”It may yet prove to be a more important contribution to the ongoing debate about welfare than its incendiary predecessor, Benefits Street.”

Britain's Benefits Tenants

Britain’s Benefits Tenants, Channel 4

“In the debate over whether these programmes constitute ‘poverty porn’ or valid insights into overlooked corners of British society, Anouk Curry’s film gave us a bit of both. What stopped it from being simply a voyeuristic catalogue of desperation and squalor were the insights it gave into a dysfunctional system.”
Gerard Gilbert, The Independent

“The problem was the problem there is with almost all these poverty porn-y programmes. They focus on individuals and individual stories and our sympathies and judgments are invited accordingly.”
Lucy Mangan, The Guardian

“It is to Channel 4’s credit that a nuanced and intelligent programme eventually emerged. It may yet prove to be a more important contribution to the ongoing debate about welfare than its incendiary predecessor, Benefits Street.”
Rupert Hawksley, The Telegraph

“Benefits Street worked because, love them or detest them, the characters on that show made great TV.
These tenants, by contrast, appeared to have been picked at random by a film-maker with zero budget and even less interest.”
Christopher Stevens, DailyMail

“I’d expected to emerge from this programme feeling as if the agencies were the true villains of the piece. I’m not sure there were any villains at all in fact but the people sorting out the tenancies and the evictions and the range of snags in between certainly didn’t come across badly.”
Matt Baylis, Daily Express

“Going to the Dogs was undoubtedly a better, more contextualised look than most at how poverty and lack of opportunity can brutalise people – although it fought a little shy of examining how great a part ethnic and cultural traditions may play.”
Lucy Mangan, The Guardian

“Going to the Dogs lacked the teeth to really make an impression.
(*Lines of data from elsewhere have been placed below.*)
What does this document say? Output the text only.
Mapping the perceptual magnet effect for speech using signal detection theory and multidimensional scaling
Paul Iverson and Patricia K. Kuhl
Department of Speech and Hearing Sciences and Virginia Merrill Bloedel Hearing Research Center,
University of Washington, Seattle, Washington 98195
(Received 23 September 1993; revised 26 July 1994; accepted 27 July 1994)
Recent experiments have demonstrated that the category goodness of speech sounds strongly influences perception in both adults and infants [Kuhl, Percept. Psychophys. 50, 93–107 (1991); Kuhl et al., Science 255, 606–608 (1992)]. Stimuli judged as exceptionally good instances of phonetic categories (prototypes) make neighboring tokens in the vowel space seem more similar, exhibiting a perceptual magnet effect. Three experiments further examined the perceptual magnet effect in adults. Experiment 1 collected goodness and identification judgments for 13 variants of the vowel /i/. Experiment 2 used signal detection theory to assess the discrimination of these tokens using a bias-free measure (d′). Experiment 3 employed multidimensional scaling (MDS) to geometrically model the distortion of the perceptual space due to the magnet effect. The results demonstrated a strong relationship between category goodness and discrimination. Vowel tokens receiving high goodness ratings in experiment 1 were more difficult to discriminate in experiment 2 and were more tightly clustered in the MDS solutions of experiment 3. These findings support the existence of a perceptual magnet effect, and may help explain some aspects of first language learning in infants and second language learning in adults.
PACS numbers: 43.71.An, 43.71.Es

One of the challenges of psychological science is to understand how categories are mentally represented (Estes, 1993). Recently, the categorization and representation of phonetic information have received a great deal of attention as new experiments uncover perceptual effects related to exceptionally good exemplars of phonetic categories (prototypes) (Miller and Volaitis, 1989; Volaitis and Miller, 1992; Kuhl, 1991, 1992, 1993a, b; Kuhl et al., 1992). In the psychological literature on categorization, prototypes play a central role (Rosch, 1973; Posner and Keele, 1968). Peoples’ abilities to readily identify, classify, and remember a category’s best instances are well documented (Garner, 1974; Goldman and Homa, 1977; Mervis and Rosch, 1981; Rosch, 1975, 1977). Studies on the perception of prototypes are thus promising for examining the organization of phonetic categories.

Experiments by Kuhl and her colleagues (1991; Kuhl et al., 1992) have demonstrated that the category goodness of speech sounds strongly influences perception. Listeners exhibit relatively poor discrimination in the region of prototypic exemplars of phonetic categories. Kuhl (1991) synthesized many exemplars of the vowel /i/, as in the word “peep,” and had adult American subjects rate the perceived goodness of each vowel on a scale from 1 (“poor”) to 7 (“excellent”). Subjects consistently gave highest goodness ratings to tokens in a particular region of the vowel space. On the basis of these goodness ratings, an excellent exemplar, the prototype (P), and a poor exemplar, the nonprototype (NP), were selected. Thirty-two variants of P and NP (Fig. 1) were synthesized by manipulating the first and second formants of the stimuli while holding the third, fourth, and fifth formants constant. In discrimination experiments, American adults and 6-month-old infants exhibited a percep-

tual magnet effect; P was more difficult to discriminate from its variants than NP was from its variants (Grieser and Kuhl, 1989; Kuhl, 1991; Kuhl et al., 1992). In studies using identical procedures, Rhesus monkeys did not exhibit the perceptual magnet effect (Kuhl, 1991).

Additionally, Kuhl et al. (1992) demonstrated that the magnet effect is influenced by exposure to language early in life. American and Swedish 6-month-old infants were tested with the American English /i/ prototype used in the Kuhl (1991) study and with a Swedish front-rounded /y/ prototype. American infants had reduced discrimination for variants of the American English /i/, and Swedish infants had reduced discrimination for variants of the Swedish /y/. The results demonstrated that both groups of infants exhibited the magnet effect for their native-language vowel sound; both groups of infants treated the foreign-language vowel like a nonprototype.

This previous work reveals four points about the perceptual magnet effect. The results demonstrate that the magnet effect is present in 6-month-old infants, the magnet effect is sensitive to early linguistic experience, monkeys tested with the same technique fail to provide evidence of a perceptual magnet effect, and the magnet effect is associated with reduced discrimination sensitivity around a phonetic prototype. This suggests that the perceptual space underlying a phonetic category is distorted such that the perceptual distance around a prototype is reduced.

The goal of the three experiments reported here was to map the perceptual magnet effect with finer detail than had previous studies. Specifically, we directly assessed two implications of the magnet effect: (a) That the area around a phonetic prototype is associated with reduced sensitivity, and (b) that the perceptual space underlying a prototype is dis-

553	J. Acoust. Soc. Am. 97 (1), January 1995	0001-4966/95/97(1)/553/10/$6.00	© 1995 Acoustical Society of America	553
Woolcock has a well-earned reputation for producing films on difficult subjects. Here, however, she was hamstrung by a lack of compelling footage.”
Rupert Hawksley, The Telegraph

“What looked as if it would be a squeal of horror at a recent 400 per cent rise in dog fighting in Britain turned into thoughtful essay on how humans use all animals.”
Andrew Billen, The Times

Playhouse Presents: Damned, Sky Arts 1

“Co-written (with Morwenna Banks) by Jo Brand from Getting On, and with Alan Davies, Ricky Grover and Rebekah Staton in the cast, Damned had every chance to be brilliant, but it was only a little brilliant. Damned could still turn out to be genius, but Sky needs to give its makers time and money to do it again.”
Andrew Billen, The Times

“It’s formulaic in its way – but when the constituent parts are The Thick of It, Twenty Twelve and Getting On then it’s my kind of formula.”